Apresentação

 

           Educação de qualidade tem sido bandeira de luta de movimentos sociais, organizações da sociedade civil, governos das diferentes esferas, gestores, parlamentares e todos os outros atores que lidam direta ou indiretamente com a questão educacional. No entanto, sabe-se que qualidade educacional é um conceito polissêmico, em disputa, ainda que esta disputa seja timidamente explicitada. As instituições responsáveis pela realização da presente Consulta sobre Igualdade Étnico-Racial nas Escolas, tomam como assertiva que somente é possível haver educação de qualidade se esta for efetivamente para todos e todas. Ou seja, a eqüidade é uma dimensão inerente à qualidade educacional.

            Nesse sentido, eqüidade significa não apenas garantir acesso universal à escola mas, principalmente, que a permanência e o sucesso na trajetória escolar ocorram a partir da existência de um ambiente propício, de um projeto político-pedagógico e de um currículo que respeite e celebre a diferença e a diversidade.

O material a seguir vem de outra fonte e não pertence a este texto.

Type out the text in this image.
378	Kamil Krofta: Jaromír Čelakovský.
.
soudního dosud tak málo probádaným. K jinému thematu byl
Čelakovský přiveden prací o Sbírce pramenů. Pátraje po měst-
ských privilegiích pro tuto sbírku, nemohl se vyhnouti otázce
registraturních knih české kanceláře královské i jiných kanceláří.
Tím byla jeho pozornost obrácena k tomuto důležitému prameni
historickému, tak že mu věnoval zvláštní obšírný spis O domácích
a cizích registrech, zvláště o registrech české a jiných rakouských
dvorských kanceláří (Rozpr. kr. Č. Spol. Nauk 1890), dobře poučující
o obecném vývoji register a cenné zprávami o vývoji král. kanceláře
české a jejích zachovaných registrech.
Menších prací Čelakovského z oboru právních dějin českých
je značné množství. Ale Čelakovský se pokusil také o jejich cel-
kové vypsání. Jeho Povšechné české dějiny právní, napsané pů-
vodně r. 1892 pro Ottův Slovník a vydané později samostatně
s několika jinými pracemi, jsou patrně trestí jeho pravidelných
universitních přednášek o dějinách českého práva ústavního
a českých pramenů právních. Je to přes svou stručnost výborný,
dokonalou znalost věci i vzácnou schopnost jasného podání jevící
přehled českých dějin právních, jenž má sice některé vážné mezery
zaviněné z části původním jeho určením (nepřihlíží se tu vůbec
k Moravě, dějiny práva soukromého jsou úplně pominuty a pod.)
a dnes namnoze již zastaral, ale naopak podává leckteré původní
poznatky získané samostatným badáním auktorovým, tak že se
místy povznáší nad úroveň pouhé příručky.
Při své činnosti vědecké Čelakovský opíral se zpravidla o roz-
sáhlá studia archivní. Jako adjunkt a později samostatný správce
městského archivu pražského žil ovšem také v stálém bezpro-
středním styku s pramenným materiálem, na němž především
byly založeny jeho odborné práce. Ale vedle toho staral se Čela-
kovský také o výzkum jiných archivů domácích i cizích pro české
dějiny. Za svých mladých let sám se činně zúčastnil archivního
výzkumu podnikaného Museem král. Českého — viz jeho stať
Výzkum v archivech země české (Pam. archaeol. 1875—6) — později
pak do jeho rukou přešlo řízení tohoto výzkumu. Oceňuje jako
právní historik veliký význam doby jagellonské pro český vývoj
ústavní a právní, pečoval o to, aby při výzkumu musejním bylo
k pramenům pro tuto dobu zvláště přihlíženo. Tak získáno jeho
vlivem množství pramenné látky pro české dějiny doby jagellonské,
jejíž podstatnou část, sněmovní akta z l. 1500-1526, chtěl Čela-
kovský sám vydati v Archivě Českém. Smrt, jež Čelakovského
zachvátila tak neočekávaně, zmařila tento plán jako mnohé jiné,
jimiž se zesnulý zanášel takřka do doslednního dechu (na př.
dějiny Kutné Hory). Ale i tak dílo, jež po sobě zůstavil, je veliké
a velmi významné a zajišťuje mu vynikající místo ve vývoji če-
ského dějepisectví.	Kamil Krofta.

            No que diz respeito à  questão étnico-racial, números e indicadores de diversas estatísticas demonstram que ainda existem enormes disparidades e desigualdades entre pessoas brancas e negras, o que nos coloca desafios. No Brasil, entre os analfabetos absolutos acima de 15 anos, estão 7,1% de brancos e 16,9% de negros (pretos e pardos), de acordo com a Síntese de Indicadores Sociais de 2004 do  Instituto Brasileiro de Geografia e Estatística (IBGE). Quando consideramos o analfabetismo funcional, menos de quatro anos de estudo, 32,1% de pretos e 32,5% dos pardos encontram-se nessa condição contra o percentual de 18,4% da população branca.

            Na educação infantil, considerando o acesso à escola para crianças de 0 a 6 anos, as taxas de atendimento são de 10,3% entre brancos; 9,5% entre negros e 8,3% entre pardos (Censo 2000/IBGE). Além disso, o Sistema Nacional de Avaliação da Educação Básica (Saeb) mostra que, apesar da proximidade no número de matrículas no ensino fundamental para negros e brancos (94,7% para brancos e 92,7% para negros), a evasão escolar é maior entre os alunos negros. Por fim, os Indicadores Sociais do IBGE apontam que, entre os estudantes de ensino médio, a quantidade de brancos é quase o dobro da de pretos e pardos (52,4% para 28,2%), e no ensino superior os brancos estão cerca de quatro vezes mais presentes que os negros (15.5% contra 3,8%).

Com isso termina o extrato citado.